How do transformers learn to reason across multiple steps?
Does multi-hop reasoning in transformers emerge through distinct learning phases, and what geometric patterns in hidden representations explain when reasoning succeeds or fails?
Training transformers from scratch in a controlled symbolic environment reveals that implicit multi-hop reasoning — answering compositional queries without verbalizing intermediate steps — emerges through three distinct developmental stages:
Phase I: Memorization. The model fits training data (atomic facts and 2-hop compositions) quickly. Generalization to unseen queries remains minimal.
Phase II: In-Distribution Generalization. After memorization saturates, the model begins generalizing to unseen ID-ID compositions — a shift from memorization to compositional reasoning within the training distribution. This resembles grokking: generalization emerges well after memorization converges.
Phase III: Cross-Distribution Reasoning. The model learns to compose OOD triples in the first hop with ID triples in the second. This transition is slower than Phase II. Crucially, generalization fails consistently when the SECOND hop is from OOD triples, revealing a stronger bottleneck in the second relational step.
Two mechanistic findings deepen the picture:
Cosine clustering as signature. Successful reasoning correlates with consistent clustering of intermediate entity representations within cosine similarity space. Models that reason well show intermediate representations that cluster by entity identity across diverse queries.

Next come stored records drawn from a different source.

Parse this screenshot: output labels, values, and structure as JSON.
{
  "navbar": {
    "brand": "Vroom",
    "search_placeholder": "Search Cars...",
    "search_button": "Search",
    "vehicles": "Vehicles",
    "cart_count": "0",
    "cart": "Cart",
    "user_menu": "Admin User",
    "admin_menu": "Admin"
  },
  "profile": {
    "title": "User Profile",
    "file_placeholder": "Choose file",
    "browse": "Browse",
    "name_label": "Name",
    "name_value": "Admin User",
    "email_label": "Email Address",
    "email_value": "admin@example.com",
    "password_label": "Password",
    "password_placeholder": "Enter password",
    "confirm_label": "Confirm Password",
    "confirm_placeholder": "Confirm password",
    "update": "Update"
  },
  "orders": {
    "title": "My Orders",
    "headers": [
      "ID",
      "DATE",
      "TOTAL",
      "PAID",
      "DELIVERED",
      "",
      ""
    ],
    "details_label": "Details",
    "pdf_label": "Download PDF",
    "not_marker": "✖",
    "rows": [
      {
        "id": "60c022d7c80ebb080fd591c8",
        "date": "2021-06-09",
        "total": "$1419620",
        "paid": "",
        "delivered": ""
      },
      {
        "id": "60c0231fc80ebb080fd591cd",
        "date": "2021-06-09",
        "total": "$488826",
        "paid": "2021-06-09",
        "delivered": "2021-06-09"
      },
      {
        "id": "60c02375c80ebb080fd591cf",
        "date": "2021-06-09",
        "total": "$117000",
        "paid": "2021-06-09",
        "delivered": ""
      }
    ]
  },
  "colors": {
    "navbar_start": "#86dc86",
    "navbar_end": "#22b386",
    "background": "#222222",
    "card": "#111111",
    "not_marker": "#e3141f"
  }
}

This clustering provides a geometric explanation for when reasoning works and when it fails.
Query-level exposure is required. Second-hop generalization fails unless the model encounters the exact compositional structure during training. Single-hop knowledge does not automatically compose into multi-hop capability — a finding that helps explain why Do language models actually use their encoded knowledge?: encoding facts individually doesn't guarantee they compose.
Grokking provides parallel three-phase evidence. The "Progress Measures for Grokking via Mechanistic Interpretability" paper reverse-engineers the grokking phenomenon in transformers trained on modular addition, revealing three continuous phases that closely parallel the three developmental stages above: (1) memorization — the model fits training data quickly, (2) circuit formation — structured mechanisms gradually amplify in the weights (the generalizing circuit emerges), and (3) cleanup — memorizing components are removed. The parallel between memorization → ID generalization → cross-distribution reasoning and memorization → circuit formation → cleanup suggests a shared underlying dynamic: generalization requires extended training well beyond the point of memorization, and proceeds through the gradual formation of structured internal mechanisms. The grokking paper confirms this with a mechanistic explanation: the generalizing circuit uses discrete Fourier transforms and trigonometric identities. See What happens inside models when they suddenly generalize?.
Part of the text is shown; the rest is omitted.